I realized later that although this would work fine, it was more useful to make a new file printing out this information as additional information in the read id, and I could then pass the whole dataset containing reads, sequences, and now additionally read length and connectivity estimates to any collaborators (rather than saved dictionaries).

This ended up in the following script:

`
K=32
for n, record in enumerate(screed.open(file)):
     if n % 10000 == 0:
          print ‘… saving’, n
          seq = record[‘sequence’]</p>

     middle = (len(seq) - K + 1) / 2

     density_middle = ht.count_kmers_within_radius(seq[middle:middle+K], RADIUS, MAX_DENSITY)
     density_first = ht.count_kmers_within_radius(seq[0:K], RADIUS, MAX_DENSITY)
     density_last = ht.count_kmers_within_radius(seq[len(seq)-K:len(seq)], RADIUS, MAX_DENSITY)

     print >>outfp, '>%s %d %d d=%.3f,%.3f,%.3fn%s' % (record['name'], len(seq), density_middle,           density_first, density_last, seq)
` My output is thus: `
>HWI-ST122_0307:8:1:8969:1062#0/2 83 d=1.900,2.140,1.500
ACCAGCCTGAAGACGCTGGTCACCGGCAGCGAGGCGGCCCACGGTGTGTGGTTTGAGGGCGTACGGCTCATTAATAATTACGG
>HWI-ST122_0307:8:1:10548:1061#0/2 101 d=3.700,4.070,3.540
CCAGTTCGTTCACTTTCTTACGCACCAACCTCTTGATTTCGATAGTGTCTTTCTGTGGGTTTTGCATGGCGTAAGCATGGAAGAGACTATCACGGATTTGC
>HWI-ST122_0307:8:1:19928:1090#0/2 35 d=4.830,4.770,4.860
GGGTGATGACCGTCTCTACAAGAGCCCAGATGACG
>HWI-ST122_0307:8:1:18414:1101#0/2 69 d=8.700,4.800,7.540
AAGAATACGTTCCACCTGCGCATGATCGGTGCGACGATGATCGCCTCGCGCGACCCGACCATCGCACTT
>HWI-ST122_0307:8:1:6943:1122#0/1 101 d=4.240,3.930,3.410
CATCTCCATCATTACGTCTATCTACATCATCAGAAAGATAGCACGATTGAATGCGCACATCGTGCATTTCAACGATATTGATTCGTTTTATCCCACATTGC
` If you look at the code closely, I've integrated several items within this code including 1) indexing a sequence string (i.e., seq[middle:middle+K] grabs the middle position to the middle position plus 32 basepairs) 2) calling a function with specific inputs and getting an output (i.e., ht.count\_kmers\_within_radius(sequence, parameter 1, parameter2) and the output is a float calculation of connectivity) 3) printing out to file (i.e., print >>outfp) My next step to make this especially useful would be to plot the read lengths vs. densities at specific positions.
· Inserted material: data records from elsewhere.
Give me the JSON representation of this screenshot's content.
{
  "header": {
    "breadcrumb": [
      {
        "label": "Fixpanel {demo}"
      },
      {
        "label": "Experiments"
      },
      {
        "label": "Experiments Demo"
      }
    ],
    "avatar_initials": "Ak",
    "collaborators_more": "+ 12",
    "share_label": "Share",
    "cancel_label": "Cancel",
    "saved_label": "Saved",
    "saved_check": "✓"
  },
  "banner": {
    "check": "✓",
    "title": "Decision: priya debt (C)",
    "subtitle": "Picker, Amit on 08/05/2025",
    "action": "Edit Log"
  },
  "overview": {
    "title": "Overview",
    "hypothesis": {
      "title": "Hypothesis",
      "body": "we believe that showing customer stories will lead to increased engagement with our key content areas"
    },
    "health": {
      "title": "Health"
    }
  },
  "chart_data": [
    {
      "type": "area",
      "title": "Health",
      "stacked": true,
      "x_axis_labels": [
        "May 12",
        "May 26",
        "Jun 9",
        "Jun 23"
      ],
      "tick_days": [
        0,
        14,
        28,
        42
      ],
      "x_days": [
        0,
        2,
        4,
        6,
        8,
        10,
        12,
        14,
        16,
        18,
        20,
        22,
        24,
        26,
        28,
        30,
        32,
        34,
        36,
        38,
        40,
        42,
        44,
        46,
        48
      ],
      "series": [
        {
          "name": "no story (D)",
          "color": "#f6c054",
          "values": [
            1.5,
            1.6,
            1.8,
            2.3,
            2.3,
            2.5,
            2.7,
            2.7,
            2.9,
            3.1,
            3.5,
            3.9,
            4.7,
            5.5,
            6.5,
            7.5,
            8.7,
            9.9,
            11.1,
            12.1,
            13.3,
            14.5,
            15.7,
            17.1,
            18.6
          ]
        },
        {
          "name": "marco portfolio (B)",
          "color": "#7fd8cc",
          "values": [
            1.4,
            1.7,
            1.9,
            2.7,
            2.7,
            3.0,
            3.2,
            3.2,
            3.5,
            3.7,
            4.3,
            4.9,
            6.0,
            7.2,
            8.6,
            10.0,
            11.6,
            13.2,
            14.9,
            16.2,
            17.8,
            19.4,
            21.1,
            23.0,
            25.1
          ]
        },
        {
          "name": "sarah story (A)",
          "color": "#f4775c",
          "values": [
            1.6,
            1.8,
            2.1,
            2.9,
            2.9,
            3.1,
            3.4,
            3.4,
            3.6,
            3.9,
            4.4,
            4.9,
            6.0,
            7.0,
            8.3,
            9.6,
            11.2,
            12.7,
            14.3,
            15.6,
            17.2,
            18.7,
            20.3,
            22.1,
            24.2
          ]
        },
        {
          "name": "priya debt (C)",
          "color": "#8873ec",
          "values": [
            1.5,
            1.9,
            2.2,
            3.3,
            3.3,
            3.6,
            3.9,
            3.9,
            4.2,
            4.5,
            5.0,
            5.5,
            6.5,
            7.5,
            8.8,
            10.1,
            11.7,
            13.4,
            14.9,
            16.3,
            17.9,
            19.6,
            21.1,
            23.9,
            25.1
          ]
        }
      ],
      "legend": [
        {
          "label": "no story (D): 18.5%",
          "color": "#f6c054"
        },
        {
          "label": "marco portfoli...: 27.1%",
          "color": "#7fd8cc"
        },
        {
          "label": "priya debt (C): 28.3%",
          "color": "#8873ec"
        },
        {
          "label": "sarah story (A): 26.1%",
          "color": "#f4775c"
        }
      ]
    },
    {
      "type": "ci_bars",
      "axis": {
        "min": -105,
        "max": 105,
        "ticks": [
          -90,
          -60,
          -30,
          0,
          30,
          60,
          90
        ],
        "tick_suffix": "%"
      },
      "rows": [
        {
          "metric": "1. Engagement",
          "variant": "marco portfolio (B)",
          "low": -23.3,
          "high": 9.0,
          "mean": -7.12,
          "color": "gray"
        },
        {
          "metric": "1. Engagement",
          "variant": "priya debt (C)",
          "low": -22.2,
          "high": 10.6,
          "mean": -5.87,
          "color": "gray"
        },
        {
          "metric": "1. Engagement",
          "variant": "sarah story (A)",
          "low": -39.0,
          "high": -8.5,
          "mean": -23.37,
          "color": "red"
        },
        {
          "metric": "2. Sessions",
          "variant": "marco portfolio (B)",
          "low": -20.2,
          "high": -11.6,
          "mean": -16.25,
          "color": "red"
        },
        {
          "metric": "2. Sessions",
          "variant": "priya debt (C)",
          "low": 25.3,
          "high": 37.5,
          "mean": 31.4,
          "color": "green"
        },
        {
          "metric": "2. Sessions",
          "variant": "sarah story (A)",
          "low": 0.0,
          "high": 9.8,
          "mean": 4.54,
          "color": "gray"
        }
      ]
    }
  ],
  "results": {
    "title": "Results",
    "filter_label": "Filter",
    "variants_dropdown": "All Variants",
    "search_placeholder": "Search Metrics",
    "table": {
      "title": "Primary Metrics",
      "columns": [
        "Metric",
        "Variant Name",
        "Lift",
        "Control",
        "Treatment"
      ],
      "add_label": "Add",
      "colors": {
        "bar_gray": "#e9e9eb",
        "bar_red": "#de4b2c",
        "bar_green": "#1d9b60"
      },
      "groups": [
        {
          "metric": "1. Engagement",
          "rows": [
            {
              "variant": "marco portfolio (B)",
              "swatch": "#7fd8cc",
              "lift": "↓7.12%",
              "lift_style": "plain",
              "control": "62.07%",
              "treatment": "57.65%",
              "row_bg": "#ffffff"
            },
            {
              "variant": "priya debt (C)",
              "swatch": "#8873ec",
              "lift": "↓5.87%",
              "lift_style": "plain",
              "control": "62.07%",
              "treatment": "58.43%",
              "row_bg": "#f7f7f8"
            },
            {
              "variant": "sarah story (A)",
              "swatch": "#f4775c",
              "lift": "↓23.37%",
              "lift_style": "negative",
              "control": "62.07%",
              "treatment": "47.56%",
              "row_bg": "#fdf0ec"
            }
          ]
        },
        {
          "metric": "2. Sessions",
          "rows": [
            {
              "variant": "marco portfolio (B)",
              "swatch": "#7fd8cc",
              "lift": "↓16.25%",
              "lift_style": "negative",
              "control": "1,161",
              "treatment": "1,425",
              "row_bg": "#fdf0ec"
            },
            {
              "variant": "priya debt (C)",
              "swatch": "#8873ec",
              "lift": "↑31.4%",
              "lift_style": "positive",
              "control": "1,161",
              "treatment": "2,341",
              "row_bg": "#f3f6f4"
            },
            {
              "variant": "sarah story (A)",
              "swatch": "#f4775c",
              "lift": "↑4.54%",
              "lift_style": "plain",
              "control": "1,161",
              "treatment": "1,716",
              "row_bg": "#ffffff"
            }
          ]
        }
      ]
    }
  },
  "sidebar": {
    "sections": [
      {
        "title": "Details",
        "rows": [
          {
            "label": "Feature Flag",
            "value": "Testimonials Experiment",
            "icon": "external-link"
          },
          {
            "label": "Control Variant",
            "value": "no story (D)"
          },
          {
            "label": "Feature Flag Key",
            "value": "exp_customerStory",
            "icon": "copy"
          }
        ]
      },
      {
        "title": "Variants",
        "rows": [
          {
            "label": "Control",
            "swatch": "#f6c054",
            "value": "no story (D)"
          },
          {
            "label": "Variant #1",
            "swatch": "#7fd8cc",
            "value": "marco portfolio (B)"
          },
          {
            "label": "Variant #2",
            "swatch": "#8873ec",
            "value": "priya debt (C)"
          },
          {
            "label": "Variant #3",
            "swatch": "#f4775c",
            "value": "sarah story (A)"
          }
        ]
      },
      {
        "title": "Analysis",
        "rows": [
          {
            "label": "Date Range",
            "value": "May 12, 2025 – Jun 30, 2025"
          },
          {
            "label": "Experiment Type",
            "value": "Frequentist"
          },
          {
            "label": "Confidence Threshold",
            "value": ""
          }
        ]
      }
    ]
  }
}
But that's another lesson. Notes: Thinking through this, I hope it is not too complex. The point was to demonstrate integrating different skills to accomplish a task and this is something very relevant as I was just doing this in the past day. I find it challenging to make connections with my own research as it requires some foundation of knowledge I fear that users will either find boring or unmanageable.